Unutilised losses – also referred to as “clogged losses” – are carried forward, and may be offset against capital gains with the same connected person in the future, should this person still be a connected person at the time.
This ring-fencing takes place per connected person.
Recover taxes paid due to the anti-avoidance provisions of the trust:
Very few people are aware of the following: Any tax payable by the donor or funder “may” be recovered from the person entitled to the receipt (Section 91(4) of the Income Tax Act). In the event that these taxes are not recovered from the trust, it will be regarded as a donation of such amount on which donations tax will be payable.
Donations tax on interest-free/soft loans:
With the recent introduction of tax on interest-free or soft loans to trusts (which previously capped estate duty in the persons’ hands who made such loans), the “connected person” rule reared its head again.
The amended Section 7C targets “affected loans”, which encompass interest-free loans, or loans with interest below market interest rates, that are made, directly or indirectly by:
A natural person or a company that is a connected person in relation to that natural person (where the loan is made at the instance of that natural person) to a trust in relation to which:
(a) That person or company is a connected person.
(b) Any person that is a connected person in relation to the person or company referred to in paragraph (a) above; or to a company that is a connected person in relation to the trust referred to above.
The inclusion of “connected persons” in the wording of Section 7C has a “catch-all” effect.

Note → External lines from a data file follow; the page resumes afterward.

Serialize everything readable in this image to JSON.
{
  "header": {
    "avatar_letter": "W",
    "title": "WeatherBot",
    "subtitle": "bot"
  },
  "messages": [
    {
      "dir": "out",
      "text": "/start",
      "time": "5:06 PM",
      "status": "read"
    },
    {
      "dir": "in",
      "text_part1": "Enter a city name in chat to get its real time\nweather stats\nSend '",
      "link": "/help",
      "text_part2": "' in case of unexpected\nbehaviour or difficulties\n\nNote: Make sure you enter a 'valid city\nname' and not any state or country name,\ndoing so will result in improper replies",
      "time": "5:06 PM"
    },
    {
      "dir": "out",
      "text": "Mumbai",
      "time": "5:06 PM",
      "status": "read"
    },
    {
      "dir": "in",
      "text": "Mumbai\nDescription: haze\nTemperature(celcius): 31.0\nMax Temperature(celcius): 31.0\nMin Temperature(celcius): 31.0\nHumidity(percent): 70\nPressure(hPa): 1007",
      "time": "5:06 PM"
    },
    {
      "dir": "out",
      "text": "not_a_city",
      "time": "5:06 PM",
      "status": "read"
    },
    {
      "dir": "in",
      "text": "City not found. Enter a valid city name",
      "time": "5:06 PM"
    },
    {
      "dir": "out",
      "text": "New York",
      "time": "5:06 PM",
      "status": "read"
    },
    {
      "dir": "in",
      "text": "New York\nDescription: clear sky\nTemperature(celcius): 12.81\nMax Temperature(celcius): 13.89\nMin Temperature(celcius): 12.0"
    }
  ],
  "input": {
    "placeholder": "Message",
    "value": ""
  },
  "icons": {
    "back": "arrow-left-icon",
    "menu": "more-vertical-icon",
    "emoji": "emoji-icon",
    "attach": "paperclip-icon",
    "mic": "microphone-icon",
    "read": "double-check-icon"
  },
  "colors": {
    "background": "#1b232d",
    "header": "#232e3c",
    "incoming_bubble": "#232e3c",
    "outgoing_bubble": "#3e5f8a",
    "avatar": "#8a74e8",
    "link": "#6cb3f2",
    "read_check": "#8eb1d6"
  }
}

The wording attempts to close any loopholes that a person may try to utilise, by way of advancing the low interest or interest-free loan through a relative, a company in which they are a shareholder (with an interest of more than 20percent), a beneficiary of another trust to which they are related, and so on.
For example, the provision has been extended to include loans bequeathed to connected persons (such as your child or spouse) (Refer to point (b) above). When the loan is transferred to the legatee/heir, he/she will be deemed to have made the loan on that date.
When setting up a trust, be mindful who you link to the trust, through the structure, or through transactions.
Even though Sars introduced these anti-avoidance provisions, it may result in less taxes payable in the donor/funder’s hands compared to a trust.
So it may even be in your favour, if you apply it correctly. Speak to a trust practitioner to assist you, as it can become rather complicated.